Wii broadway update

[darkblu]

With much higher code density and instruction decoding out of the critical path, much more sophisticated branch prediction & cache architecture & elaborate prefetching, a robust OOOE implementation and Integer ALUs at 4 and 4.8 GHz respectively, a single Xenon core would surpass it only on very,very biased workloads; but given a fair and representive set of real world problems and equally elaborate implementations on both architectures, the P4 would pull far ahead on average.

ditto. i don't see a similarly-clocked (as in 'within %100') in-order core beating an OOOe core in a general purpose scenario. for specialized cases - maybe, depening on what specialization that in-order core has.

 

[Guden Oden]

while the L1 is 256K 1st report or 128K second report.

That's pretty much impossible. No mass-market CPU in history has had a 256k L1, heck, even the athlon/opterons "only" have L1s of 32k each AFAIR, and it's known that a larger L1 leads to worse latencies than a smaller one. Admittedly, it's not as bad a problem at lower clock speeds though, but I really don't see the point of a 256k L1 and a half-meg L2; most of L2's just going to be a duplication of L1; very wasteful.

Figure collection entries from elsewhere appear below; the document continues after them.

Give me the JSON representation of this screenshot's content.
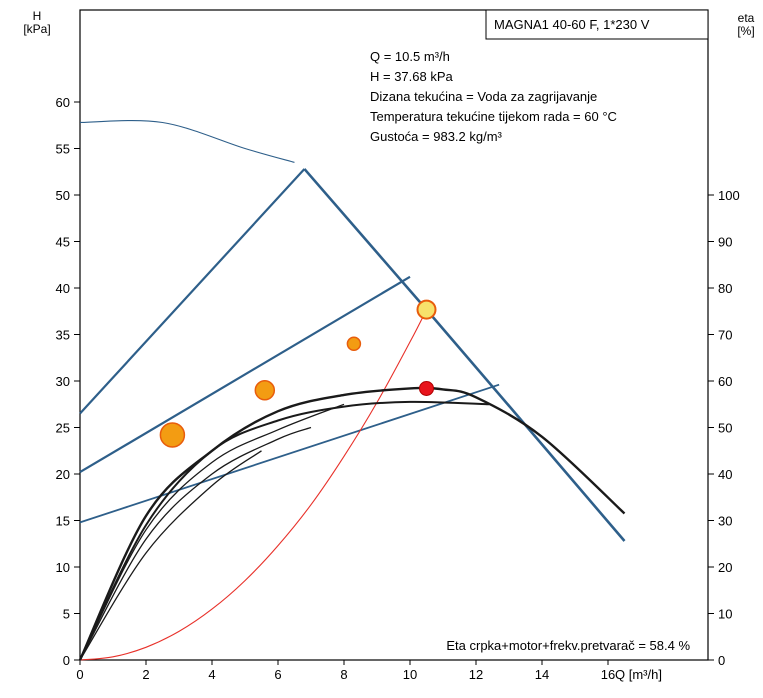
{
  "chart_data": {
    "type": "line",
    "title": "MAGNA1 40-60 F, 1*230 V",
    "y_left_label": {
      "unit_line1": "H",
      "unit_line2": "[kPa]"
    },
    "y_right_label": {
      "unit_line1": "eta",
      "unit_line2": "[%]"
    },
    "x_label": "Q [m³/h]",
    "x_lim": [
      0,
      18
    ],
    "y_left_lim": [
      0,
      65
    ],
    "y_right_lim": [
      0,
      130
    ],
    "x_ticks": [
      "0",
      "2",
      "4",
      "6",
      "8",
      "10",
      "12",
      "14",
      "16"
    ],
    "y_left_ticks": [
      "0",
      "5",
      "10",
      "15",
      "20",
      "25",
      "30",
      "35",
      "40",
      "45",
      "50",
      "55",
      "60"
    ],
    "y_right_ticks": [
      "0",
      "10",
      "20",
      "30",
      "40",
      "50",
      "60",
      "70",
      "80",
      "90",
      "100"
    ],
    "info_lines": [
      "Q = 10.5 m³/h",
      "H = 37.68 kPa",
      "Dizana tekućina = Voda za zagrijavanje",
      "Temperatura tekućine tijekom rada = 60 °C",
      "Gustoća = 983.2 kg/m³"
    ],
    "efficiency_note": "Eta crpka+motor+frekv.pretvarač = 58.4 %",
    "colors": {
      "pump_lines": "#2e5f8a",
      "eta_curves": "#1a1a1a",
      "system_curve": "#e8312a",
      "marker_fill": "#f39c12",
      "marker_edge": "#e85d0c",
      "duty_point": "#e8141c"
    },
    "series": [
      {
        "kind": "max-curve",
        "axis": "left",
        "x": [
          0,
          2.5,
          5.0,
          6.5
        ],
        "y": [
          57.8,
          57.8,
          55,
          53.5
        ]
      },
      {
        "kind": "proportional-pressure-max",
        "axis": "left",
        "x": [
          0,
          6.8
        ],
        "y": [
          26.5,
          52.8
        ]
      },
      {
        "kind": "max-limit",
        "axis": "left",
        "x": [
          6.8,
          10.5,
          16.5
        ],
        "y": [
          52.8,
          37.68,
          12.8
        ]
      },
      {
        "kind": "proportional-pressure-mid",
        "axis": "left",
        "x": [
          0,
          10.0
        ],
        "y": [
          20.2,
          41.2
        ]
      },
      {
        "kind": "proportional-pressure-low",
        "axis": "left",
        "x": [
          0,
          12.7
        ],
        "y": [
          14.8,
          29.6
        ]
      },
      {
        "kind": "system-curve",
        "axis": "left",
        "x": [
          0,
          1,
          2,
          3,
          4,
          5,
          6,
          7,
          8,
          9,
          10,
          10.5
        ],
        "y": [
          0,
          0.34,
          1.37,
          3.08,
          5.47,
          8.54,
          12.3,
          16.7,
          21.9,
          27.7,
          34.2,
          37.68
        ]
      },
      {
        "kind": "eta-curve",
        "axis": "right",
        "x": [
          0,
          2,
          4,
          6,
          8,
          10,
          11,
          12,
          14,
          16.5
        ],
        "y": [
          0,
          31,
          45,
          53.5,
          57,
          58.4,
          58.2,
          56.5,
          48,
          31.5
        ]
      },
      {
        "kind": "eta-curve",
        "axis": "right",
        "x": [
          0,
          2,
          4,
          6,
          8,
          10,
          12.4
        ],
        "y": [
          0,
          29,
          45,
          51.5,
          54.5,
          55.5,
          55
        ]
      },
      {
        "kind": "eta-curve",
        "axis": "right",
        "x": [
          0,
          2,
          4,
          6,
          8
        ],
        "y": [
          0,
          28,
          42.5,
          49.5,
          55
        ]
      },
      {
        "kind": "eta-curve",
        "axis": "right",
        "x": [
          0,
          2,
          4,
          6,
          7
        ],
        "y": [
          0,
          26,
          40,
          47.5,
          50
        ]
      },
      {
        "kind": "eta-curve",
        "axis": "right",
        "x": [
          0,
          2,
          4,
          5.5
        ],
        "y": [
          0,
          23,
          37.5,
          45
        ]
      }
    ],
    "markers": [
      {
        "x": 2.8,
        "y": 24.2,
        "size": "large"
      },
      {
        "x": 5.6,
        "y": 29.0,
        "size": "medium"
      },
      {
        "x": 8.3,
        "y": 34.0,
        "size": "small"
      },
      {
        "x": 10.5,
        "y": 37.68,
        "size": "duty-ring"
      },
      {
        "x": 10.5,
        "y": 29.2,
        "size": "eta-point"
      }
    ]
  }
}
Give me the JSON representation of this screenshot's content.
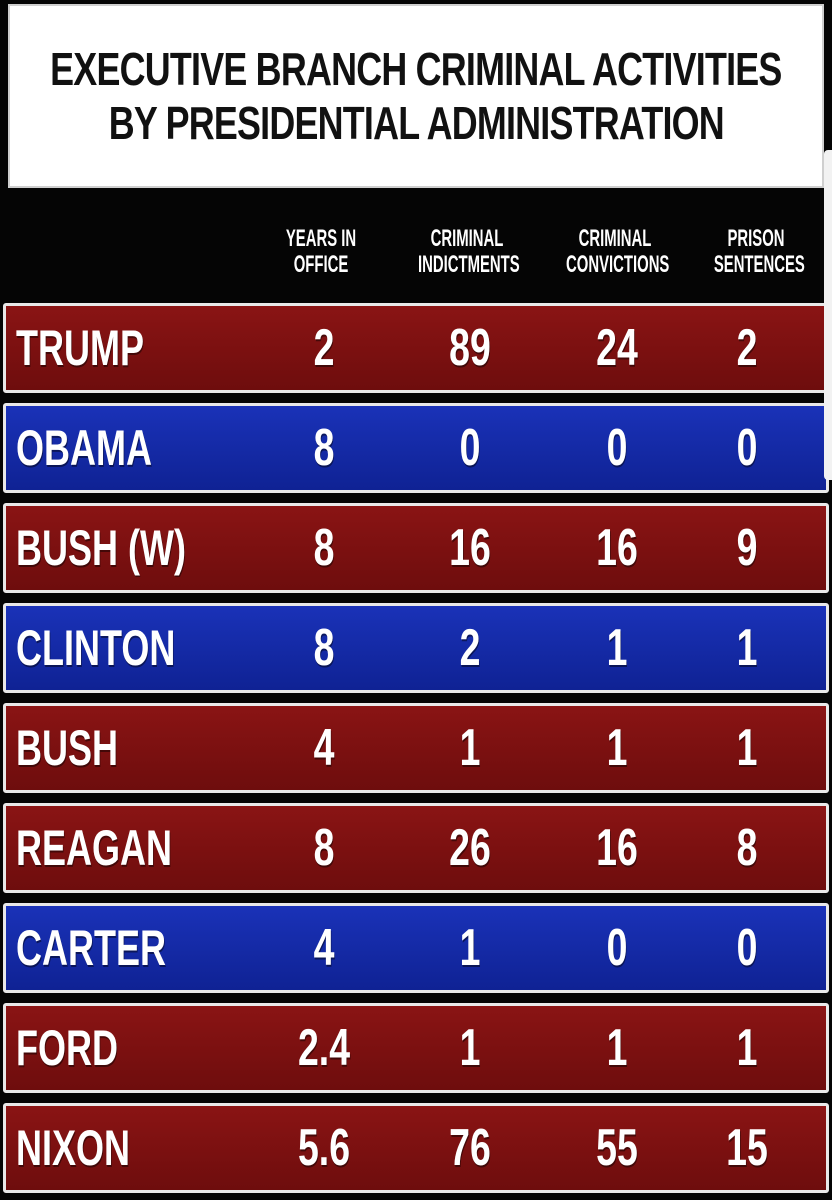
{
  "title_lines": [
    "EXECUTIVE BRANCH CRIMINAL ACTIVITIES",
    "BY PRESIDENTIAL ADMINISTRATION"
  ],
  "colors": {
    "red_row": "#7c1010",
    "blue_row": "#1529a6",
    "header_bg": "#050505",
    "title_bg": "#ffffff"
  },
  "chart_data": {
    "type": "table",
    "title": "EXECUTIVE BRANCH CRIMINAL ACTIVITIES BY PRESIDENTIAL ADMINISTRATION",
    "columns": [
      {
        "key": "years",
        "label": [
          "YEARS IN",
          "OFFICE"
        ]
      },
      {
        "key": "indictments",
        "label": [
          "CRIMINAL",
          "INDICTMENTS"
        ]
      },
      {
        "key": "convictions",
        "label": [
          "CRIMINAL",
          "CONVICTIONS"
        ]
      },
      {
        "key": "sentences",
        "label": [
          "PRISON",
          "SENTENCES"
        ]
      }
    ],
    "rows": [
      {
        "name": "TRUMP",
        "color": "red",
        "years": "2",
        "indictments": "89",
        "convictions": "24",
        "sentences": "2"
      },
      {
        "name": "OBAMA",
        "color": "blue",
        "years": "8",
        "indictments": "0",
        "convictions": "0",
        "sentences": "0"
      },
      {
        "name": "BUSH (W)",
        "color": "red",
        "years": "8",
        "indictments": "16",
        "convictions": "16",
        "sentences": "9"
      },
      {
        "name": "CLINTON",
        "color": "blue",
        "years": "8",
        "indictments": "2",
        "convictions": "1",
        "sentences": "1"
      },
      {
        "name": "BUSH",
        "color": "red",
        "years": "4",
        "indictments": "1",
        "convictions": "1",
        "sentences": "1"
      },
      {
        "name": "REAGAN",
        "color": "red",
        "years": "8",
        "indictments": "26",
        "convictions": "16",
        "sentences": "8"
      },
      {
        "name": "CARTER",
        "color": "blue",
        "years": "4",
        "indictments": "1",
        "convictions": "0",
        "sentences": "0"
      },
      {
        "name": "FORD",
        "color": "red",
        "years": "2.4",
        "indictments": "1",
        "convictions": "1",
        "sentences": "1"
      },
      {
        "name": "NIXON",
        "color": "red",
        "years": "5.6",
        "indictments": "76",
        "convictions": "55",
        "sentences": "15"
      }
    ]
  }
}
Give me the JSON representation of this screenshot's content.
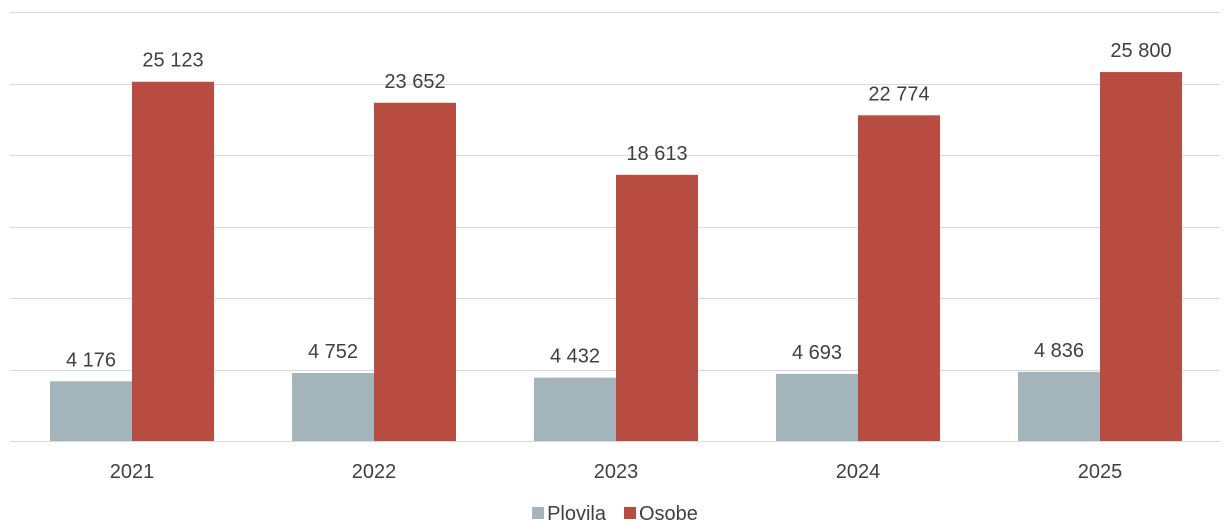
{
  "chart_data": {
    "type": "bar",
    "categories": [
      "2021",
      "2022",
      "2023",
      "2024",
      "2025"
    ],
    "series": [
      {
        "name": "Plovila",
        "color": "#a3b5ba",
        "values": [
          4176,
          4752,
          4432,
          4693,
          4836
        ],
        "labels": [
          "4 176",
          "4 752",
          "4 432",
          "4 693",
          "4 836"
        ]
      },
      {
        "name": "Osobe",
        "color": "#b84c40",
        "values": [
          25123,
          23652,
          18613,
          22774,
          25800
        ],
        "labels": [
          "25 123",
          "23 652",
          "18 613",
          "22 774",
          "25 800"
        ]
      }
    ],
    "ylim": [
      0,
      30000
    ],
    "y_gridline_step": 5000,
    "grid": true,
    "legend": "bottom-center",
    "title": "",
    "xlabel": "",
    "ylabel": ""
  }
}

From what's been done on xbox 360 so far, I'd estimate each core to be about the performance of a 2ghz to 2.4ghz pentium 4

Ye gods!
That's a huge overestimation I'd say, a complete masturbatory fantasy from la-la land.
Yes on SOME workloads it might perform like that - and on a few, even better - but not on average!

WHAT currently available on xbox gives reason for such an optimistic interpretation of reality? Mind you, cross-platform games such as Quake 4 or Prey - which are at least somewhat comparable to what we run on PCs - do not run particulary smoothly on the 360.

though I'm also assuming current games are only single threaded.

That is incorrect. Even such a simple, early release as Geometry Wars use all three cores.

Most people would probably consider that estimation on the low side though

Ehrm, they would? Seems to me you underestimate the throughput of a modern wide OoOE core, or seriously overestimate the throughput of a narrow IOE core like the 360s.

but it's way beyond what a sub 1ghz g3 should be capable of.

Probably depends on the code being executed. The 360s CPU cores are quite deeply pipelined from what I recall, while the G3 is extremely shallow in comparison, so loopy code for example would close the gap considerably between them. I'm sure there are other examples as well where they might perform somewhat on par, while there's also likely to be plenty examples where the 360 core would own.

 

[N00b]

That's pretty much impossible. No mass-market CPU in history has had a 256k L1, heck, even the athlon/opterons "only" have L1s of 32k each AFAIR, and it's known that a larger L1 leads to worse latencies than a smaller one. Admittedly, it's not as bad a problem at lower clock speeds though, but I really don't see the point of a 256k L1 and a half-meg L2; most of L2's just going to be a duplication of L1; very wasteful.

Modern Athlon 64 / X2 chips have 128kB L1 cache. L1 and L2 work in exclusive mode meaning data is either in L1 or L2 but not in both.

Apart from that I have to agree with pretty much all you wrote.

 

[theafu]

My intention is not to confuse you Guden Oden, though for clarification from what I was told is that L1 256K is from adding the data and instruction together not that both of them are 256K.

 

[Shifty Geezer]

Doesn't large L1 add considerably to the latency? I thought that was the reason it was kept small and a separate slower, larger L2 cache used.

 

[darkblu]

Doesn't large L1 add considerably to the latency? I thought that was the reason it was kept small and a separate slower, larger L2 cache used.

i'd assume it depends on the physical characteristics (like access latency) of the memory and the algorithm's mapping/associativity emloyed.

 

[N00b]

Doesn't large L1 add considerably to the latency? I thought that was the reason it was kept small and a separate slower, larger L2 cache used.

Not neccessarily:

P4 L1 Data Cache (65nm):
16 KB, 8-Way, 64 Byte/Line, MESI,
1 Line/Sector, Write-Through, Pseudo-LRU,
Non-blocking (up to 8 Load Misses),
Virtually Addressed, Physically Tagged,
Alias Conflicts at 4 MB: Bits 21...6,
Dual-ported (1 Load and 1 Store),
4/12 Cycle Latency (Integer/FP),
16 Byte Path to FP Unit for Loads

K8 L1 Data Cache:
64 KB, 2-Way, 64 Byte/Line, MOESI, LRU,
Dual-ported, WB, WA, 8 Banks, ECC,
3 Cycle Latency

 

[Megadrive1988]

I'm thinking Broadway will have 128K L1 cache - 64K data, 64K instruction


1 MB of L2 would be nice, but even 512K L2 would still be a nice boost over Gekko.